Friday, 27 August 2010

Genomes of Two Separate Ant Species Sequenced

August 27th, 2010

An international collaboration of scientists has just released the results of a new investigation, which managed to sequence the full genomes of two socially-divergent ant species. The finding can be used to derive more data on the role of epigenetics in aging and behavior.

Generally, the concept of epigenetics is used to refer to the field of genetic sciences which deals with studying the inherited changes that a body exhibits in its appearance (phenotype) and gene expression.

Studying this concept is one of the main goal in biology today, but two researchers at the Arizona State University (ASU) are now taking a more unconventional approach to understanding its role/

They are part of a team that is using the fully-sequenced genome of ants from the species Camponotus floridanus and Harpegnathos saltator to understand epigenetics.

The group also contains researchers from research institutions and organizations in New York, China, Pennsylvania, and Denmark.

The ASU crew is made up of School of Life Sciences assistant professor Jurgen Liebig and postdoctoral fellow Navdeep Mutti, who works in the former's lab.

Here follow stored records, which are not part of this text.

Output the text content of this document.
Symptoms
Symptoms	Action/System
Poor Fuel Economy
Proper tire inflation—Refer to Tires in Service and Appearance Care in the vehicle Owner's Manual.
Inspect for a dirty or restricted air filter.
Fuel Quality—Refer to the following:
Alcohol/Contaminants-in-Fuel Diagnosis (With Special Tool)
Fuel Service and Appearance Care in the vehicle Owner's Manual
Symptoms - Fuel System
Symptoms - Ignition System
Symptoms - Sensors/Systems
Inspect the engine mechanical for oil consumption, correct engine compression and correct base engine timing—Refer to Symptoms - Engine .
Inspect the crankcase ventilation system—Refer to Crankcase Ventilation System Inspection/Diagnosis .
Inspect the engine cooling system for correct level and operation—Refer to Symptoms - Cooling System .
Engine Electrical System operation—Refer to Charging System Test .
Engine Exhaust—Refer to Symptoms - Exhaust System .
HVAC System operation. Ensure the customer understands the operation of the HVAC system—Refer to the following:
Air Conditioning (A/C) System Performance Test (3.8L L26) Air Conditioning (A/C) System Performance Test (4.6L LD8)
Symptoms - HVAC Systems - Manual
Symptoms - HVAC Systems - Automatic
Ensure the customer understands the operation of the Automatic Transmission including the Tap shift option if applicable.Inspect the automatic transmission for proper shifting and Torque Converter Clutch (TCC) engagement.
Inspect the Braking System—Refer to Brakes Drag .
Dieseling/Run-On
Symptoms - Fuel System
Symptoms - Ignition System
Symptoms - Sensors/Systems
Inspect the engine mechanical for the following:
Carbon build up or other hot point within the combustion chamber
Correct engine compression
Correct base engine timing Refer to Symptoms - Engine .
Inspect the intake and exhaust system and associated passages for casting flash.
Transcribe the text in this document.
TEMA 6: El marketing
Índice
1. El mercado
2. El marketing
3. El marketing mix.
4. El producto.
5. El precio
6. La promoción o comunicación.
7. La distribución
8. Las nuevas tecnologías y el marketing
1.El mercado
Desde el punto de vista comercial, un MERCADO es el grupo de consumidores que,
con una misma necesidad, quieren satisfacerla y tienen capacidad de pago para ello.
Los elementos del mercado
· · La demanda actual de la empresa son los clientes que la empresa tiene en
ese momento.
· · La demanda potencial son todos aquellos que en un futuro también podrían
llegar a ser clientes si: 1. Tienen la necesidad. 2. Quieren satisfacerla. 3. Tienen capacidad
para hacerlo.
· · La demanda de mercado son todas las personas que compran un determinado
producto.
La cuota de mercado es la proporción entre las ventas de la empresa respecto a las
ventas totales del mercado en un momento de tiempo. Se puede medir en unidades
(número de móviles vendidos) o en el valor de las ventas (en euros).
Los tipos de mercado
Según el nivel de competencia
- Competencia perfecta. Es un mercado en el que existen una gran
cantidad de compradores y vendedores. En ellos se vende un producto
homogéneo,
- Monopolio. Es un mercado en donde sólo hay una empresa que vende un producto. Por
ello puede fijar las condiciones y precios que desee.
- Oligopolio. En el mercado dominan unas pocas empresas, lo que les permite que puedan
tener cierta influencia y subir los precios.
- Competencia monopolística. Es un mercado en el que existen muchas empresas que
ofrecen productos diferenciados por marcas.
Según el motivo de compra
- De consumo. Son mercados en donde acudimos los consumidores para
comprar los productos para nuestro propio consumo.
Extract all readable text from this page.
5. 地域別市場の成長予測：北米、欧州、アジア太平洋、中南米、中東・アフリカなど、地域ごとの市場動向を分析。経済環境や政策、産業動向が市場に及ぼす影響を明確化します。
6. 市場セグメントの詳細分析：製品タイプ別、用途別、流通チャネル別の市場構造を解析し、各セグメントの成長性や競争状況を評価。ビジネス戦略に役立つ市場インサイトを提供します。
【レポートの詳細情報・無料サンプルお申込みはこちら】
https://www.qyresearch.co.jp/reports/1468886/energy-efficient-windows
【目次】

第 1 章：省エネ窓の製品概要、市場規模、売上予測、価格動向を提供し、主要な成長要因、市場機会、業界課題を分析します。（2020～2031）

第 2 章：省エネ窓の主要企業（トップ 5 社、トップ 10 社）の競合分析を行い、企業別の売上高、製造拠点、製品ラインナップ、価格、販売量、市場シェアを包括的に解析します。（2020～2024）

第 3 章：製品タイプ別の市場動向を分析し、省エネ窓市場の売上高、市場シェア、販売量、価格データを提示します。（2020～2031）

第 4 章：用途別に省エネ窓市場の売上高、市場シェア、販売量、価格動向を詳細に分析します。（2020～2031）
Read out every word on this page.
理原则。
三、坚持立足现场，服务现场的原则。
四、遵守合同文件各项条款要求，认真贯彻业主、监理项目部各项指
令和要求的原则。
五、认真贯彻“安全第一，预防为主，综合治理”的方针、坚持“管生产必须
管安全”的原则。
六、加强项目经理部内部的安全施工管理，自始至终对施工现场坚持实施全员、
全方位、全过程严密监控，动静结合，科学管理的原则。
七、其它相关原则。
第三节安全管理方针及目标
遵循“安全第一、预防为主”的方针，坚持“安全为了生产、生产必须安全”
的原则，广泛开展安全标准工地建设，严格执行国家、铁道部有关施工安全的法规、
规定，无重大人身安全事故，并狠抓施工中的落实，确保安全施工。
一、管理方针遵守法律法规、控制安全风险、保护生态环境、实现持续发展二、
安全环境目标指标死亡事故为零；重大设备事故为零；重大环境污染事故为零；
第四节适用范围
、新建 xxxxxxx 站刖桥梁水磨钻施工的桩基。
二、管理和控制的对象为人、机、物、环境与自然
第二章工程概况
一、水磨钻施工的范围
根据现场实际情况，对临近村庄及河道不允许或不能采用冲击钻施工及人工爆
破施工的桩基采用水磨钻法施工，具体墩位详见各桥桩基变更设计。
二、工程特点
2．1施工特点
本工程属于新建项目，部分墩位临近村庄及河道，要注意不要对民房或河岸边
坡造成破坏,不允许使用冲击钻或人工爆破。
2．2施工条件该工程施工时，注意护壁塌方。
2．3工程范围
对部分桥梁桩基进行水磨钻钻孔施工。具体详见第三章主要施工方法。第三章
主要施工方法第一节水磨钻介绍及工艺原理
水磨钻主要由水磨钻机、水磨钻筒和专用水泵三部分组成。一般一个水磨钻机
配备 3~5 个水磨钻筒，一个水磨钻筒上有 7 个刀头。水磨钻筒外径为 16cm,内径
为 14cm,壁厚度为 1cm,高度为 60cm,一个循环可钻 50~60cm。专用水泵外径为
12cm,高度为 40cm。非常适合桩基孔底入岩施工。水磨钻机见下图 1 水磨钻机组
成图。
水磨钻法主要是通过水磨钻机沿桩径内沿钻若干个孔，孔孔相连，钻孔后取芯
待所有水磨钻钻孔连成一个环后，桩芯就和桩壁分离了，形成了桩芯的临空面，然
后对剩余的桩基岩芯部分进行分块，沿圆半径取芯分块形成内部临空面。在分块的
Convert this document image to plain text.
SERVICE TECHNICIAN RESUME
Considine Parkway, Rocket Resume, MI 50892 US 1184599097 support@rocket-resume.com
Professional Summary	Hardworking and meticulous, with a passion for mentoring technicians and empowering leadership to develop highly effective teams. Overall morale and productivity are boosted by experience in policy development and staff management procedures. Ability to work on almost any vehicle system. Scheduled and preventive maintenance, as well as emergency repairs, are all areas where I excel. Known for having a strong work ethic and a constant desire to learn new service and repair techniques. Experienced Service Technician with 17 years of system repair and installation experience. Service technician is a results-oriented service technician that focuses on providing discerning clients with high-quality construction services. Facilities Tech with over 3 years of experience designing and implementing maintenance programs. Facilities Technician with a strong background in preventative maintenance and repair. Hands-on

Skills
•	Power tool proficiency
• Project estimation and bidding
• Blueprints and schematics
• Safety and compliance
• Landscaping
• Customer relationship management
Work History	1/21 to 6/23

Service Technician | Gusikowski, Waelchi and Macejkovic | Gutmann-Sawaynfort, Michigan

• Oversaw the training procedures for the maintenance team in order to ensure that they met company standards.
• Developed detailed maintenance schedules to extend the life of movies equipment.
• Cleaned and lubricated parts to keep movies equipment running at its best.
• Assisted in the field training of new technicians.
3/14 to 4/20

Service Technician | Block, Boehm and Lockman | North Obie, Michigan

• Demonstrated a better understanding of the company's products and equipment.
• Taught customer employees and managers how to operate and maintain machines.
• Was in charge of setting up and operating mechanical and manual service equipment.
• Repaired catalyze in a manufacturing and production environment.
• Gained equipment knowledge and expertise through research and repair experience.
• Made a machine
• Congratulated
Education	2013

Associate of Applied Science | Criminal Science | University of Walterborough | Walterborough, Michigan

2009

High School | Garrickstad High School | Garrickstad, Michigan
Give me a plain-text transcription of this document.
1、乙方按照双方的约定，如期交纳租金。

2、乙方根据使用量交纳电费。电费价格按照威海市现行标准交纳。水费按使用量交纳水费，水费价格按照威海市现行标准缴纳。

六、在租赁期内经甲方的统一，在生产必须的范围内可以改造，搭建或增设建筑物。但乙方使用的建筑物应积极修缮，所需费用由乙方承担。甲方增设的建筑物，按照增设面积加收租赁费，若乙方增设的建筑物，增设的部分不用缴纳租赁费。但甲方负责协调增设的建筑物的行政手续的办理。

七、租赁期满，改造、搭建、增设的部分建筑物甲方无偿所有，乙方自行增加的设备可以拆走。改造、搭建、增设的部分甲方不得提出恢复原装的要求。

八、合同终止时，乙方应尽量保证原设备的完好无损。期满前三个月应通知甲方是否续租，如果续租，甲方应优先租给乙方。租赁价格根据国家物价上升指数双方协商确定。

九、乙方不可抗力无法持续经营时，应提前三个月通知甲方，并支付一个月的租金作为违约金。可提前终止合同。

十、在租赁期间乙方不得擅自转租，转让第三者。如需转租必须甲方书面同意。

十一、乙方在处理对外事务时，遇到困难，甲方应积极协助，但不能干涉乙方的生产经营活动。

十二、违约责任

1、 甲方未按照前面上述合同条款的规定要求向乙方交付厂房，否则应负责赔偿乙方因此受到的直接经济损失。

“With the genome sequences and gene expression analyses of our two ant species, we show the potential of ants as a new system to study the epigenetic foundations of aging and developmental, reproductive and behavioral plasticity,” explains Liebig.

He is also a researcher at the ASU Center for Social Dynamics and Complexity, in the university's College of Liberal Arts and Sciences.

The international research effort was led by Howard Hughes Medical Institute Investigator Danny Reinberg, who is a professor of biochemistry at New York University (NYU) Langone Medical Center.

Details of the work were published in the August 27 issue of the esteemed journal Science.

“Ants are extremely social creatures and their ability to survive depends on their community in a very similar way to humans. Whether they are workers, soldiers or queens, ants seem to be a perfect fit to study whether epigenetics influences behavior and aging,” explains Reinber.

He also holds an appointment as a member of the NYU Cancer Institute. “In studying the genomes of these two ants, we were fascinated by the different behaviors and different roles that the worker ants develop,” he adds.

“Since every ant in the colony starts with the same genetic information, the different neuronal connections that specify the behavior appropriate for each social rank, must be controlled by epigenetic mechanisms,” the researcher explains further.